Greg and I celebrated actual Valentine's in a traditional manner with a possibly PMS-related depression (me, not Greg :) ), no flowers, dog-sitting (exhibit B), me sending him chocolates which arrived at work, he buying Qdoba for us and watching Lost, then to bed since he had to open the store the next morning. Romantic, eh?
So, to actually celebrate we bought tickets to a Blackhawks vs. Avalanche (woo-hoo) game for that weekend. It was a really great game even though my Aves couldn't pull it together. But, we got to part of a record breaking amount of people to attend a hockey game at the United Center...hooray for us and the 21, 763 other people! It really was awesome. What a great Valentine's present to us :)
Exhibit C) Getting away from Chicago
3 trips thus far this Winter: Baltimore, San Antonio, North Carolina.

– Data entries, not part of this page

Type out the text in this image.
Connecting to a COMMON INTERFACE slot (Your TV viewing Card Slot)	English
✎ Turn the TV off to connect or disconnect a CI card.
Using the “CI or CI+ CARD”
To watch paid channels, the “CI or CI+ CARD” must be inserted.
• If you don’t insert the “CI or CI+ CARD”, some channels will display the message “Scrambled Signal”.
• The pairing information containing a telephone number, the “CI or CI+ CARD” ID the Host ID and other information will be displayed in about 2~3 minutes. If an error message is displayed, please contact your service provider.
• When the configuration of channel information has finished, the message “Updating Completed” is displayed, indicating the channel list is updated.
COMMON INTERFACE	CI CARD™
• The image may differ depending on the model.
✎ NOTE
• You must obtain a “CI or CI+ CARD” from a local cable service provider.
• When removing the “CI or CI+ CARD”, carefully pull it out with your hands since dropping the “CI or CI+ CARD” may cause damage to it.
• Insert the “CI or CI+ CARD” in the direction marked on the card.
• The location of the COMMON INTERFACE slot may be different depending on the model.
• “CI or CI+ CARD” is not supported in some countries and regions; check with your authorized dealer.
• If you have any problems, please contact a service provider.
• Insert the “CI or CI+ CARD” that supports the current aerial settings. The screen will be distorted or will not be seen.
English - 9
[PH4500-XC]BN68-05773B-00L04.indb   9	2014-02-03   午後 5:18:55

Baltimore Holiday (exhibit D)- 4 days, get in get out, kinda tiring, kinda hard occasionally, but good overall. had fun visiting with G's grandparents whom I'd never hung out with much before.
San Antonio Holiday (exhibit E)- sea world, scene it! 2nd edition, family!, warm weather, wedding dress shopping, no fights, bliss pretty much
North Carolina (exhibit F & pic at top)- ocean, short sleeves, sun, a tan, and Tim's mom has a hot tub :)
Exhibit F) Ethan
Every other day I get more pics of him and that gets me through.
Exhibit G) Pretty Snow
Took these the other night when it dropped 6-8 inches on us.
Exhibit H) Friday Ladies' Lunches
Getting together with the other Rez women who work for the College. Like today how we discussed Rez's stance on feminism or lack thereof and about what really matters to the kingdom message. Keeps my mind sharp and on the importance.
Exhibit I) Greg
Our dates, talks, we've recently taken up playing Magic the Gathering (yes, yes, we are dorks), mini golf cuz we can't go outside, playing with invitation ideas for our wedding, having friends over, moving him out of his old house in the middle of Winter, making a list of things I'm thankful for even when I'm not very happy with him at the moment, laughing, singing, hoping.
Exhibit J) Knowing that in 6 months and 8 days, I'll be on my honeymoon in beautiful Vancouver!